The work of a paleontologist is often like solving a puzzle with no picture on the box and most of the pieces missing. From scattered bones and teeth, scientists studying fossils extrapolate entire long-dead creatures, and even relationships between different species. But every now and then, researchers get a lucky break in the form of nearly complete skeletons, their bodies preserved in a way that offers a glimpse into their behavior in life.
This could be the case with a recently described fossil of a badger-like mammal and a Labrador retriever-sized dinosaur, locked in what appears to be an eternal tussle. A mixed team of Canadian and Chinese researchers published their findings in the journal Scientific Reports on Tuesday, along with a section of the study devoted to addressing concerns that the fossil is a fake.
The prehistoric skirmish took place about 125 million years ago in what is now northeastern China, and appears to be something of a dinosaur-era man-bites-dog story. Usually in that period, according to conventional wisdom, mammals were gentle, eking out a tenuous existence as terrifying reptiles shook the earth around them. But the unlikely fossil depicts a battle between a mammal called Repenomamus robustus and a bipedal, plant-eating relative of Triceratops called Psittacosaurus lujiatunensis.
Size-wise, the dinosaur had an advantage, but Repenomamus, preserved with its teeth stuck into the ribcage of Psittacosaurus, seems to have punched above its weight. The dinosaur’s bones show no signs of being gnawed by scavengers, indicating that the Repenomamus encounter occurred when the Psittacosaurus was still alive.
“There are examples today of small carnivorous mammals taking down much, much larger prey,” said Jordan Mallon, a paleontologist at the Canadian Museum of Nature and co-author of the study. He showed wolverines taking down a caribou. He added, “We think that Repenomamus was probably a similarly small, feisty predator that was willing to take down prey much larger than itself if it had to.”
Keeping the animals meso-manala required a great deal of luck (or bad luck, from the animals’ point of view). It started with a volcanic eruption, releasing ash. This ash could have been converted into a landslide by seasonal flooding or heavy rains. Then, while this Repenomamus and Psittacosaurus were fighting, “this mudflow kind of caught them off guard and preserved them for 125 million years,” Dr. Mallon said.
The fossil was discovered in 2012 by farmers in the Chinese province of Liaoning and obtained by Gang Han of the Hainan University of Science and Technology, co-author of the study. The find was incredible, and there are many cases when such discoveries turned out to be too good to be true. Fossil fakes, including separate specimens put together to complete a skeleton or scene, are a “big problem”, Dr Mallon said. “This was a concern that we had, and so we had to do our homework to at least convince ourselves” that it was legitimate.
Dr Mallon said the researchers dug into the rock surrounding the fossils and found that the mammal’s left lower jaw “had plunged into the rock and actually bit the dinosaur’s ribs”, rather than simply being put together by a fossil forger. . . The researchers also analyzed the rock in the fossil and rock from the fossil beds where it was reportedly found; they matched. Based on this independent evidence, “we feel pretty satisfied that this is a genuine fossil and it’s not a fake,” Dr. Mallon said.

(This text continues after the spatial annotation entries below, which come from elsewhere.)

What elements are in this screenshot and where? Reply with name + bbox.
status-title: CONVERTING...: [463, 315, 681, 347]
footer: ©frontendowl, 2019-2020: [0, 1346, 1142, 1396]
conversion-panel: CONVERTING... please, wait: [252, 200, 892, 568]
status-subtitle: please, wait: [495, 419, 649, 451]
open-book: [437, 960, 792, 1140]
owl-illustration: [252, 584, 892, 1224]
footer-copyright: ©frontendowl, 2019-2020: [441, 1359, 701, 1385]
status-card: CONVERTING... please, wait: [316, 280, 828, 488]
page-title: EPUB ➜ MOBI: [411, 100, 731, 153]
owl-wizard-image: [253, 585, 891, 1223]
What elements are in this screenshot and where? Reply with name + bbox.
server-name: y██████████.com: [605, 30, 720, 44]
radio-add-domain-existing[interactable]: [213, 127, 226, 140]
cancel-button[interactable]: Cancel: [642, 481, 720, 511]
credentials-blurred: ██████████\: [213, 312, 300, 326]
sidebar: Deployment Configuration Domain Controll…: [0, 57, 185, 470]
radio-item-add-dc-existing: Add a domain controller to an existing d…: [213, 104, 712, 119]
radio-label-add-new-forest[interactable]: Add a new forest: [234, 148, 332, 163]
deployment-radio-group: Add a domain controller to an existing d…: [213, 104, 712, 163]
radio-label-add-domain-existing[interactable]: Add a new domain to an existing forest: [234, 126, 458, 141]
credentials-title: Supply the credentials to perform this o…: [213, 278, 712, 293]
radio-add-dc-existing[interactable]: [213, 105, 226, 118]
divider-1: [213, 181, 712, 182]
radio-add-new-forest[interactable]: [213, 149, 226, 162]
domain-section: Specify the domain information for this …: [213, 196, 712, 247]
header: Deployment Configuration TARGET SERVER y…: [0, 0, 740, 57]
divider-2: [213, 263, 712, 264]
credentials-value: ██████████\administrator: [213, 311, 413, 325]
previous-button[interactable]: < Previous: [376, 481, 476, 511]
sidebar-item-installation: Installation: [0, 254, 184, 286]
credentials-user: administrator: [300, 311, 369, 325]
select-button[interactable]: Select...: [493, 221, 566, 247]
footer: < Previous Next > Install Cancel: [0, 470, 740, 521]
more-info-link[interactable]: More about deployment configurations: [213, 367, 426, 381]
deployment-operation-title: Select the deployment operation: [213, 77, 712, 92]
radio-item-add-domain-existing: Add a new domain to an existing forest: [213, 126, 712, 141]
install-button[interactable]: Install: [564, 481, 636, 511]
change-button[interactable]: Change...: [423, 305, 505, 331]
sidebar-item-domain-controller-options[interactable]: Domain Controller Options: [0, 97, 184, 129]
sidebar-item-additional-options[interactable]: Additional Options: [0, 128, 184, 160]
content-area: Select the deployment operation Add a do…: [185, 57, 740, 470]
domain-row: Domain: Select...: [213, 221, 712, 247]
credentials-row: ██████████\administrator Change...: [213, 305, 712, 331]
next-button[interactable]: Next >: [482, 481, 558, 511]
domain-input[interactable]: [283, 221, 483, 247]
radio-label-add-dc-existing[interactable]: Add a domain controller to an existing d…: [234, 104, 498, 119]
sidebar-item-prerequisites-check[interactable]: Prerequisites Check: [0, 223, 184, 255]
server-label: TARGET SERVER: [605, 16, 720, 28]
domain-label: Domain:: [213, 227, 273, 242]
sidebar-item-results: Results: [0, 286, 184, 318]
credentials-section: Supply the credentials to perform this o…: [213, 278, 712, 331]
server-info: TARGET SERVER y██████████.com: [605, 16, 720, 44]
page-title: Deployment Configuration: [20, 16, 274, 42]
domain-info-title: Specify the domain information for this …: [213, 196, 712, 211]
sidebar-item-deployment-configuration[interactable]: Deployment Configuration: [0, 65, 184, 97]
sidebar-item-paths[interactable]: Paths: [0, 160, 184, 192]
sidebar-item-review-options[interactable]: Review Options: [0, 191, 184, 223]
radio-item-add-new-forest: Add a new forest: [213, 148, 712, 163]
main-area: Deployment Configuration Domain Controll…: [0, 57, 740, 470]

Or if it’s a fake, he said, it’s “the best I’ve ever seen.”
David Grossnickle, an evolutionary biologist at the University of Washington, who was also not involved with the study, said that while in the “worst case scenario,” parts of the fossil specimen may have been forged, the mammal skull biting into the bone of a dinosaur. appears to be real, and that piece alone is “still an incredible fossil.”
If no convincing challenge to its authenticity is presented, the fossil offers tantalizing evidence of how mammals and dinosaurs interacted.
“We rely on spectacular fossils like this to really fill in the gaps of how these ancient ecosystems functioned, because we can’t always rely on the bones alone to tell us these stories,” Dr. Mallon said.
Michael Pittman, a paleontologist at the Chinese University of Hong Kong who was not involved with the study said that the immortalized bite did not necessarily mean that Repenomamus hunted dinosaurs for food and that the animals may have engaged in less of a predator. removal and more “battle”.
But the study may contribute to the “growing evidence that Mesozoic mammals were more ecologically diverse than we classically thought,” Dr. Grossnickle said, “and get some revenge, I guess, on those big bad dinosaurs.”